Here's the thing: I willingly signed on for this theoretical spotlight on my life. We talked a lot in prefield training about giving up our rights. Life, liberty & the pursuit of happiness (along with other unnamed and not nearly as important "rights") should be... maybe... if we can... checked at the feet of Christ if we are to be His ambassadors. Ok, sure, I can do that. No prob.

Except... I'm wondering if one of my rights that I'm expected to give up is the right to be who I fundamentally am. I guess - it could be argued - I'm just expected to give up the old, less spiritually mature me, happily assume the role of the new psuedo-Pauline me, if it lurks in there somewhere. You know, the old man/new man thing. To me, it seems I'm not only becoming the quieter, meeker Me, but also Me minus thoughts & opinions, creative license & passion. Quickly turning into the shamed Me (yes, I have felt an increasing amount of shame as the old me parts ways with the new me). Or the Me who cries a lot. 

[ick, I'm just noticing how many times I say me, me, me... perhaps that's just as telling...]

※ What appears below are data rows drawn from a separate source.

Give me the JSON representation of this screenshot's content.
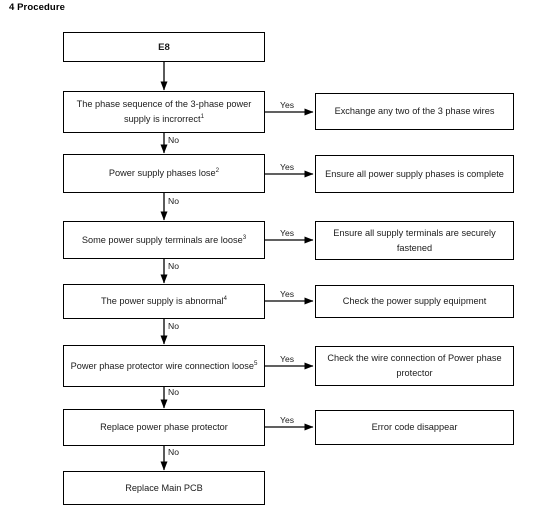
{
  "page": {
    "heading": "4 Procedure"
  },
  "flow": {
    "left_nodes": [
      {
        "id": "e8",
        "text": "E8",
        "sup": "",
        "bold": true
      },
      {
        "id": "phase-seq",
        "text": "The phase sequence of the 3-phase power supply is incrorrect",
        "sup": "1",
        "bold": false
      },
      {
        "id": "phase-lose",
        "text": "Power supply phases lose",
        "sup": "2",
        "bold": false
      },
      {
        "id": "term-loose",
        "text": "Some power supply terminals are loose",
        "sup": "3",
        "bold": false
      },
      {
        "id": "abnormal",
        "text": "The power supply is abnormal",
        "sup": "4",
        "bold": false
      },
      {
        "id": "protector-wire",
        "text": "Power phase protector wire connection loose",
        "sup": "5",
        "bold": false
      },
      {
        "id": "replace-protector",
        "text": "Replace power phase protector",
        "sup": "",
        "bold": false
      },
      {
        "id": "replace-pcb",
        "text": "Replace Main PCB",
        "sup": "",
        "bold": false
      }
    ],
    "right_nodes": [
      {
        "id": "exchange-wires",
        "text": "Exchange any two of the 3 phase wires"
      },
      {
        "id": "ensure-phases",
        "text": "Ensure all power supply phases is complete"
      },
      {
        "id": "ensure-terminals",
        "text": "Ensure all supply terminals are securely fastened"
      },
      {
        "id": "check-equipment",
        "text": "Check the power supply equipment"
      },
      {
        "id": "check-wire-conn",
        "text": "Check the wire connection of Power phase protector"
      },
      {
        "id": "error-disappear",
        "text": "Error code disappear"
      }
    ],
    "yes_labels": [
      "Yes",
      "Yes",
      "Yes",
      "Yes",
      "Yes",
      "Yes"
    ],
    "no_labels": [
      "No",
      "No",
      "No",
      "No",
      "No",
      "No"
    ],
    "colors": {
      "border": "#000000",
      "text": "#1b1b1b",
      "background": "#ffffff"
    }
  }
}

This is not necessarily a reflection of life overseas. On the contrary, my new friends here seem to really want me to be me. Rather, it may very well be just a reflection of my own self-imposed restrictions for fear of rejection and failure. Or it could be an overreaction to the awareness that I am no longer my own person. Apart from belonging to Christ (which I willingly submitted to long ago), I now belong to one country, four churches, 176 individuals/families (who I also willingly submitted to), and I speak/act on behalf of all of their opinions/desires/beliefs/politics.

In conclusion, call this Pity Party 2.0. Commence consequences.

[This is why I have my own blog and why I write. Because there ARE thoughts that must be expressed, and if they aren't, I will fade away.]